An international team of researchers recently discovered that about half of the ice covered area in north-central Greenland actually rests on a thawed bed. What's more is meltwater from the famed ice sheet is routed to the ocean through a dense underlying hydrological network.

"The strength of this paper is that many different lines of reasoning about data lead to the same conclusion," said Jesse Johnson, a University of Montana researcher and ice sheet modeler. "I was able to demonstrate that the ice velocities observed by satellite are nearly impossible to explain without the geothermal anomaly discovered here. Glaciologists have long suspected the anomaly exists, but this work quantifies its location and degree and explains why it is there."
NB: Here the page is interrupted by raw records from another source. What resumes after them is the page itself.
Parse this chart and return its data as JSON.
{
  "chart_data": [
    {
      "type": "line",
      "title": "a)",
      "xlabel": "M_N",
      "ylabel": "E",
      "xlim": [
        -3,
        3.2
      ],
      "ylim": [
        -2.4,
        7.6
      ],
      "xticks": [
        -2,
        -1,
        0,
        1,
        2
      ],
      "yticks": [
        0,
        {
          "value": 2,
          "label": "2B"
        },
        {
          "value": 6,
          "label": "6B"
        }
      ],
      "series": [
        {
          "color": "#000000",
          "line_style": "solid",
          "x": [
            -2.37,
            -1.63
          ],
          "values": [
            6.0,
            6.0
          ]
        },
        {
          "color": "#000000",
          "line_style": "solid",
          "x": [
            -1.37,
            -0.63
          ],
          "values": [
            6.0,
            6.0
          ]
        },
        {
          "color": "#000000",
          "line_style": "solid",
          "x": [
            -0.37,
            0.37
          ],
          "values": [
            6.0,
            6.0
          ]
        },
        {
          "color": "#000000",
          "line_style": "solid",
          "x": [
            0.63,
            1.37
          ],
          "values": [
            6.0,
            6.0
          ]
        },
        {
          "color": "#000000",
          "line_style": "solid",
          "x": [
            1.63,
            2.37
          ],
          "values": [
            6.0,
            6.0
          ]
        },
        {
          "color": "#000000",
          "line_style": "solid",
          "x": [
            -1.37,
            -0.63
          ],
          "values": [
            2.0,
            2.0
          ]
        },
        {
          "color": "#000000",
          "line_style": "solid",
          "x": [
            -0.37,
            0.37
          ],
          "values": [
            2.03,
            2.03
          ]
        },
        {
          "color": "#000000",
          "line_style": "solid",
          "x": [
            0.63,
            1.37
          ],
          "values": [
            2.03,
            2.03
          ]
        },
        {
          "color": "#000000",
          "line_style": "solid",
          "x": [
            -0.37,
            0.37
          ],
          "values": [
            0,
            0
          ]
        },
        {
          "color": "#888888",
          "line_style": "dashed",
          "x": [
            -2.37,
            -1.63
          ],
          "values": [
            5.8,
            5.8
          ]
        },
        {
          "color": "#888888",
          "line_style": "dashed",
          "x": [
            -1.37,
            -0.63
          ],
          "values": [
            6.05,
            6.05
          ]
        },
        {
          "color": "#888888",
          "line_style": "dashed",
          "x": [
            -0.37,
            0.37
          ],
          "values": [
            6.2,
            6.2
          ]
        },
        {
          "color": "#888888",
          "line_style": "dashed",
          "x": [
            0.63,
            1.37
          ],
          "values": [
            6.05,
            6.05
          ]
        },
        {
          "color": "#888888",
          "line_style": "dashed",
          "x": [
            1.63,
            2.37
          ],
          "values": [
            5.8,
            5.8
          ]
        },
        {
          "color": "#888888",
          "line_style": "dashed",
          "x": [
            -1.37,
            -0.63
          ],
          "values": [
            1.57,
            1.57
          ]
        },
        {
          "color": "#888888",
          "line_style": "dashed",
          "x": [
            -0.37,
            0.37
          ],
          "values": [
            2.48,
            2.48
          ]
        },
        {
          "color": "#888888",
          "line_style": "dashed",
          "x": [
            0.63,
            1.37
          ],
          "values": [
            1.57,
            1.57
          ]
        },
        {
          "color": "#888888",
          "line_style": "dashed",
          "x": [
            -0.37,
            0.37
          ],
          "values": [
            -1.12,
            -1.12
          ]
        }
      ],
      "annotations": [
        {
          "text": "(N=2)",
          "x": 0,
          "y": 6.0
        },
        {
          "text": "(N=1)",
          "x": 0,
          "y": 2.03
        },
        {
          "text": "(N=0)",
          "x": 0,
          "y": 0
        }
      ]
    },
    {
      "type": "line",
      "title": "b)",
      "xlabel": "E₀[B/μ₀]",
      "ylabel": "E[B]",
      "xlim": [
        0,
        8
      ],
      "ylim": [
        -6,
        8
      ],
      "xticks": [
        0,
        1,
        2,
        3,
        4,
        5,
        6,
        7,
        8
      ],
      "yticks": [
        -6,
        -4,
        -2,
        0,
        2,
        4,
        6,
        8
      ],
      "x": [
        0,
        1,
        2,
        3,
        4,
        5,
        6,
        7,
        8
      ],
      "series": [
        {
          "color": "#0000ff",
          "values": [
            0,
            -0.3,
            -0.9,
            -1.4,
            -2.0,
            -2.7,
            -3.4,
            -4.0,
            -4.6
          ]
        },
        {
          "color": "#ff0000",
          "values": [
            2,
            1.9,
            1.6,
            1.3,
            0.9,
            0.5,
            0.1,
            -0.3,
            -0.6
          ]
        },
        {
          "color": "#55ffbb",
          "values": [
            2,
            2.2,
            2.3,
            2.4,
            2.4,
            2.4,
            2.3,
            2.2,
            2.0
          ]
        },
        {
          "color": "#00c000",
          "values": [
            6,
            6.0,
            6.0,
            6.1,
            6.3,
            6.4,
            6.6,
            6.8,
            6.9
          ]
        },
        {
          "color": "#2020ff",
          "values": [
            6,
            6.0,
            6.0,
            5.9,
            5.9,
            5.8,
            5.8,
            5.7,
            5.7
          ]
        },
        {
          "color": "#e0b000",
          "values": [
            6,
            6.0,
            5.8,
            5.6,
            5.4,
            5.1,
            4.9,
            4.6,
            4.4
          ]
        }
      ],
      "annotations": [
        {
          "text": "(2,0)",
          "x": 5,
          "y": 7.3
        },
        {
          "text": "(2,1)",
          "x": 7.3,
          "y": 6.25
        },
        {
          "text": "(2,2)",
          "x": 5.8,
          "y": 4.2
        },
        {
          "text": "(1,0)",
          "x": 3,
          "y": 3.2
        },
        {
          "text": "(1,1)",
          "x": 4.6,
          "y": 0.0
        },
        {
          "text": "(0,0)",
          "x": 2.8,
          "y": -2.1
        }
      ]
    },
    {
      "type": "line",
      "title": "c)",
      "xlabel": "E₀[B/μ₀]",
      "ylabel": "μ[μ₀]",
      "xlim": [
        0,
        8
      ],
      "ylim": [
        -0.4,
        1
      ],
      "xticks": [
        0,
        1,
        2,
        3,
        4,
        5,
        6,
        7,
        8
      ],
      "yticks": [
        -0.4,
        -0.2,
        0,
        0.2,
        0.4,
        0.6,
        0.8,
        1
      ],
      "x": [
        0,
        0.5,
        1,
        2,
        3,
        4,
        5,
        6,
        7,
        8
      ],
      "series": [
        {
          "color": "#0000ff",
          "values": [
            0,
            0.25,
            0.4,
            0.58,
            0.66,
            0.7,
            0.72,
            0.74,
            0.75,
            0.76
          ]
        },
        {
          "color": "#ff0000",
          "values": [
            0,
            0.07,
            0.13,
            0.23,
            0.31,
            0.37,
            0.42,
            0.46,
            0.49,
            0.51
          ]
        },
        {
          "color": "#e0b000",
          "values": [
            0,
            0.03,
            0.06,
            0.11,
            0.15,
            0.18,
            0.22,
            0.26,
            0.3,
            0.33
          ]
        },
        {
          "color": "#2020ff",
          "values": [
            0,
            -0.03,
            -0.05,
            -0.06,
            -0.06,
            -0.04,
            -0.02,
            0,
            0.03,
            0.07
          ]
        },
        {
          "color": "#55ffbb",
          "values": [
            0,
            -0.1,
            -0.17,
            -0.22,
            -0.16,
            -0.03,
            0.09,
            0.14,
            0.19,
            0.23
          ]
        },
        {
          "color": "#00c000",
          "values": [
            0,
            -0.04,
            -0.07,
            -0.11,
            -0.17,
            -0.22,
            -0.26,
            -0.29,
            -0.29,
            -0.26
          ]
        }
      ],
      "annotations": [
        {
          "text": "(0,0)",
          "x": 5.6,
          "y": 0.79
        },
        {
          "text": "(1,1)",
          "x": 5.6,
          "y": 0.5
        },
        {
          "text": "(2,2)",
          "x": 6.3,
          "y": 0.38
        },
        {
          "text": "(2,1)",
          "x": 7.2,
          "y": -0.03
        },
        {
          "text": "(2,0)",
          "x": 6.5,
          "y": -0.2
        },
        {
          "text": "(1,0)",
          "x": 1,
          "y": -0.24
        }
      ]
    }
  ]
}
While numerous studies have examined the rapid melting of the Greenland Ice Sheet, this is the first to prove that geothermal processes deep in the Earth's interior are directly related to ice flow dynamics.

These deep hot spots, so to speak, are believed to have originated between 35 million and 85 million years ago, when tectonic processes shifted Greenland over an area of abnormally hot mantle material now responsible for the volcanic activity of Iceland.

Specifically, researchers identified unusually high heat in a west to east zone of northern Greenland. The intense heat radiating from this region causes Greenland's ice to melt from below and flow rapidly.

"This ancient and sustained source of heat has created a region having warmer, softer ice and abundant subglacial meltwater, lubricating the base of the ice and making it flow rapidly," Johnson added.

This anomaly helps explain the widespread melting originally recorded from radar observations and ice core drilling. It also accounts for increased sliding at the base of the ice, which facilitates rapid ice flow over a distance of 750 kilometers from the summit area of the Greenland ice sheet to the North Atlantic Ocean - an area of active plate tectonics.

"The geothermal anomaly which resulted from the Icelandic mantle-plume tens of millions of years ago is an important motor for today's hydrology under the ice sheet and for the high flow-rate of the ice," added Irina Rogozhina, co-researcher from the GFZ German Research Centre for Geosciences. "This, in turn, broadly influences the dynamic behavior of ice masses and must be included in studies of the future response to climate change."

These findings not only shed light on Greenland ice melt, but also reveal an unexpected link between Earth's deep geothermal history and ice sheet dynamics.

Their study was recently published in the journal Nature Geoscience.